Director of Sweden's public prosecution service, Marianne Ny confirmed they had “today decided to discontinue the investigation regarding suspected rape (lesser degree) by Julian Assange.”
Ny said in a note sent to the Stockholm District Court, that she had withdrawn the decision to arrest Assange, and discontinued the preliminary investigation.
She said Assange’s failure to show up in Sweden and likely future non-cooperation were important factors in her decision, noting “the risk Julian Assange would evade have legal proceedings against him” had been of “continued importance.”
The note also said, “[T]hat to continue with legal proceedings would require Julian Assange’s personal appearance in court, there is no longer any reason to continue with this investigation.”
On Friday morning, in a press conference in Stockholm, Ny pointed out that if Assange were to return to Sweden before the statute of limitations for the crime elapses in August 2020, then the preliminary investigation could be reopened.
While the WikiLeaks founder will no longer face sex crime allegations in Sweden, the London's Metropolitan Police said Assange "remains wanted for a much less serious offence."
In a statement released on Friday, British police said that they remain obliged to execute a warrant for Assange issued by Westminster Magistrates' Court after he failed to surrender to the court in 2012.
The case against Assange, who remains inside the Ecuadorean Embassy in London, where he has lived for nearly five years, began in 2010.

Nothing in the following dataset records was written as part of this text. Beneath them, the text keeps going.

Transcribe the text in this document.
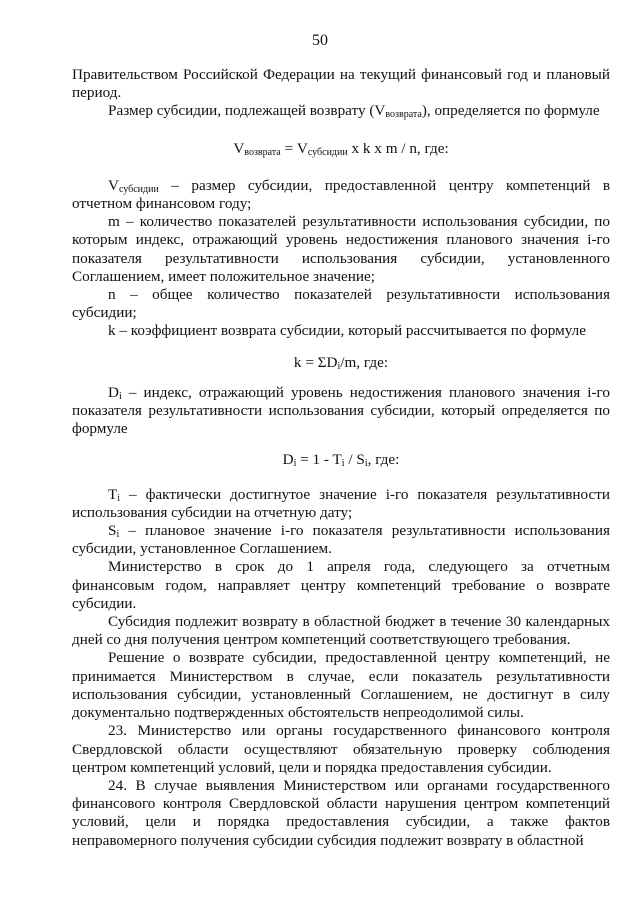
50

Правительством Российской Федерации на текущий финансовый год и плановый период.

Размер субсидии, подлежащей возврату $(V_{возврата})$, определяется по формуле

$V_{возврата} = V_{субсидии}$ x k x m / n, где:

$V_{субсидии}$ – размер субсидии, предоставленной центру компетенций в отчетном финансовом году;

m – количество показателей результативности использования субсидии, по которым индекс, отражающий уровень недостижения планового значения i-го показателя результативности использования субсидии, установленного Соглашением, имеет положительное значение;

n – общее количество показателей результативности использования субсидии;

k – коэффициент возврата субсидии, который рассчитывается по формуле

$k = \Sigma D_i/m$, где:

$D_i$ – индекс, отражающий уровень недостижения планового значения i-го показателя результативности использования субсидии, который определяется по формуле

$D_i = 1 - T_i / S_i$, где:

$T_i$ – фактически достигнутое значение i-го показателя результативности использования субсидии на отчетную дату;

$S_i$ – плановое значение i-го показателя результативности использования субсидии, установленное Соглашением.

Министерство в срок до 1 апреля года, следующего за отчетным финансовым годом, направляет центру компетенций требование о возврате субсидии.

Субсидия подлежит возврату в областной бюджет в течение 30 календарных дней со дня получения центром компетенций соответствующего требования.

Решение о возврате субсидии, предоставленной центру компетенций, не принимается Министерством в случае, если показатель результативности использования субсидии, установленный Соглашением, не достигнут в силу документально подтвержденных обстоятельств непреодолимой силы.

23. Министерство или органы государственного финансового контроля Свердловской области осуществляют обязательную проверку соблюдения центром компетенций условий, цели и порядка предоставления субсидии.

24. В случае выявления Министерством или органами государственного финансового контроля Свердловской области нарушения центром компетенций условий, цели и порядка предоставления субсидии, а также фактов неправомерного получения субсидии субсидия подлежит возврату в областной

Soon after the proceedings began, WikiLeaks published the Afghan War Logs leaked by Chelsea Manning. 
Two WikiLeaks supporters had alleged that Assange had failed to use a condom during sex without their consent, with one of them alleging that he had penetrated her as she slept.
Assange was subsequently arrested and given bail by Sweden.
Swedish prosecutors pursued allegations of rape and sexual assault, however, in 2015, the sexual assault charges were dropped due to statute of limitation rules.
He however, refused to return to the country for questioning and possible charging.
He lost a series of legal appeals against extradition up to the U.K. supreme court and then in 2012, he fled to the Ecuadorian embassy and claimed asylum. 
Last year, when he was finally questioned in the Ecuadorian embassy on a single charge.
Assange has claimed he sought asylum in the Ecuadorian embassy to avoid possible extradition to the U.S. in connection with WikiLeaks’ activities.
Per E Samuelsson, his lawyer in Sweden, told Swedish Radio, "This is a total victory for Julian Assange. He is now free to leave the embassy when he wants. We have won the Assange case. He is of course happy and relieved. He has been critical that it has lasted that long.”
Further, last month, U.S. President Donald Trump said he would support any decision by the Justice Department to charge Assange.
WikiLeaks meanwhile tweeted after Swedish prosecutors announced their decision, “U.K. refuses to confirm or deny whether it has already received a U.S. extradition warrant for Julian Assange. Focus now moves to U.K."